İçinde bulunduğumuz dijital devrim alışkanlıklarımızı benzersiz bir hızla dönüştürüyor. Ailenizde haberleri basılı kâğıttan okuyan son nesil muhtemelen siz olacaksınız. İkibinli yıllarda doğan “milenyum nesli” için kâğıdın kokusu, yeni bir kitabın kapağını ilk kez açmanın heyecanı gibi kavramlar sanırım ‘yaşlıların nostaljisinden’ ibaret olacak.

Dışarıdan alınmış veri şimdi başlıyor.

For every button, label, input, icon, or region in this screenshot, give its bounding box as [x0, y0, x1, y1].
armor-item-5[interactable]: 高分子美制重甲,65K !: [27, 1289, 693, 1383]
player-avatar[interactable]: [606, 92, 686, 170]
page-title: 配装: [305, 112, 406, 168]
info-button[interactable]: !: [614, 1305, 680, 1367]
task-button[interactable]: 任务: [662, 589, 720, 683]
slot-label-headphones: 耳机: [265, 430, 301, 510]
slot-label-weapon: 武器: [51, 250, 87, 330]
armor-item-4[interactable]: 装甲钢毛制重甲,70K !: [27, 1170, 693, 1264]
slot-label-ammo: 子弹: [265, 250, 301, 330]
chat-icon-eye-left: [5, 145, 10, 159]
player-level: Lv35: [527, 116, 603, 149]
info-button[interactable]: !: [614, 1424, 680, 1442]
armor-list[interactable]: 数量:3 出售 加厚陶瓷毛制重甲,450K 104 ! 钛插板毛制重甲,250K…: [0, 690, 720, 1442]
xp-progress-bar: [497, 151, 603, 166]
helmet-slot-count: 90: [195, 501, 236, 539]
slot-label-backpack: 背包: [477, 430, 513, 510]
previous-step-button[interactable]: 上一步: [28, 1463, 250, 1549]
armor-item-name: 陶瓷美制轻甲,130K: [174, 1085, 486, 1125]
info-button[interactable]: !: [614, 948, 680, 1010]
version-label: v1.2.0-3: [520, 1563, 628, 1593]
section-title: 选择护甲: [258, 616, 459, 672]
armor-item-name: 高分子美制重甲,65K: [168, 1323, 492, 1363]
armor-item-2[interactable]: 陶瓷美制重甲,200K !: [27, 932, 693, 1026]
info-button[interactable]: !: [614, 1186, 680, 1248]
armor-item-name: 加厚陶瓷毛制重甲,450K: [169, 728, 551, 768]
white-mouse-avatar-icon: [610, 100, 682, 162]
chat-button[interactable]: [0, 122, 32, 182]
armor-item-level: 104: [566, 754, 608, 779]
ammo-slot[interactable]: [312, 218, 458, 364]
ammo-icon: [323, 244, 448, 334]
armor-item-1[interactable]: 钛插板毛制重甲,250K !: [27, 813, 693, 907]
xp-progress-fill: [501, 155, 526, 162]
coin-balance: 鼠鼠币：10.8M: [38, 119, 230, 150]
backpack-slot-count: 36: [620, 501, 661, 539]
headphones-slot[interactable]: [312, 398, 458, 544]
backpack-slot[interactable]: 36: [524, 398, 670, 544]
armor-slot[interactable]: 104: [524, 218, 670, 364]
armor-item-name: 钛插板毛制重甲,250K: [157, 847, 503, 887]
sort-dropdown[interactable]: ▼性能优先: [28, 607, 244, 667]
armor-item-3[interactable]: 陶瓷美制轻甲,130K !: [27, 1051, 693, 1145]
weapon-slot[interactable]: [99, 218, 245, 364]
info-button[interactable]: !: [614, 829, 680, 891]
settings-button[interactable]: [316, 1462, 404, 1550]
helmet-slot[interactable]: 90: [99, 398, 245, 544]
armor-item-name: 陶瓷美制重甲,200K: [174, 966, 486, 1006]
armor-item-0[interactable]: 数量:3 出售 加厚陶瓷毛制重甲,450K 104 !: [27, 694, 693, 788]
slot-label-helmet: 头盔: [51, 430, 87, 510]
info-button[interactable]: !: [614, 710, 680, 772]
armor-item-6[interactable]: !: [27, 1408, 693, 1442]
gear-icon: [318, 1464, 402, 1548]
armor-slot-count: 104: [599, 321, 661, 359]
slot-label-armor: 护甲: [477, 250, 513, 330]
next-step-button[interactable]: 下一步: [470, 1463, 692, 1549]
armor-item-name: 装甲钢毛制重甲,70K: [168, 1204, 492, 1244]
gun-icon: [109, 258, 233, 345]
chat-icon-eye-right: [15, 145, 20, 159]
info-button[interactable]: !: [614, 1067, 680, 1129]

Parmaklarımız klavye tıklatmaya alıştıkça kalem tutmayı unutacak. Son zamanlarda tüm yazışmaları dijital ortamda yapmaktan zaten kötü olan el yazım iyice okunmaz hale gelmeye başladı. İş hayatımda kalem neredeyse sadece imza atma aracına dönüştü. Eskiden her ay birkaç kalem tüketirken şimdi aynı kalemi yıllarca kullanıyorum. Dijital imzaların yaygınlaşması ile gelecekte kalemlerin çalışma masamda hiç yer bulamayacağı düşüncesi ürkütücü geliyor.
İnsanın bilgiyi kaydetme tarihçesine hızlıca dönüp baktığımızda yazının öncesinde bilginin hafızalarda saklanarak nesilden nesile sözlü olarak aktarıldığını görüyoruz. Okuryazarlığın sadece en üst zümrelere mahsus olduğu yüzyıllar boyunca insanlar bilgileri taşıyan ve aktaran hafıza depoları olmuşlar.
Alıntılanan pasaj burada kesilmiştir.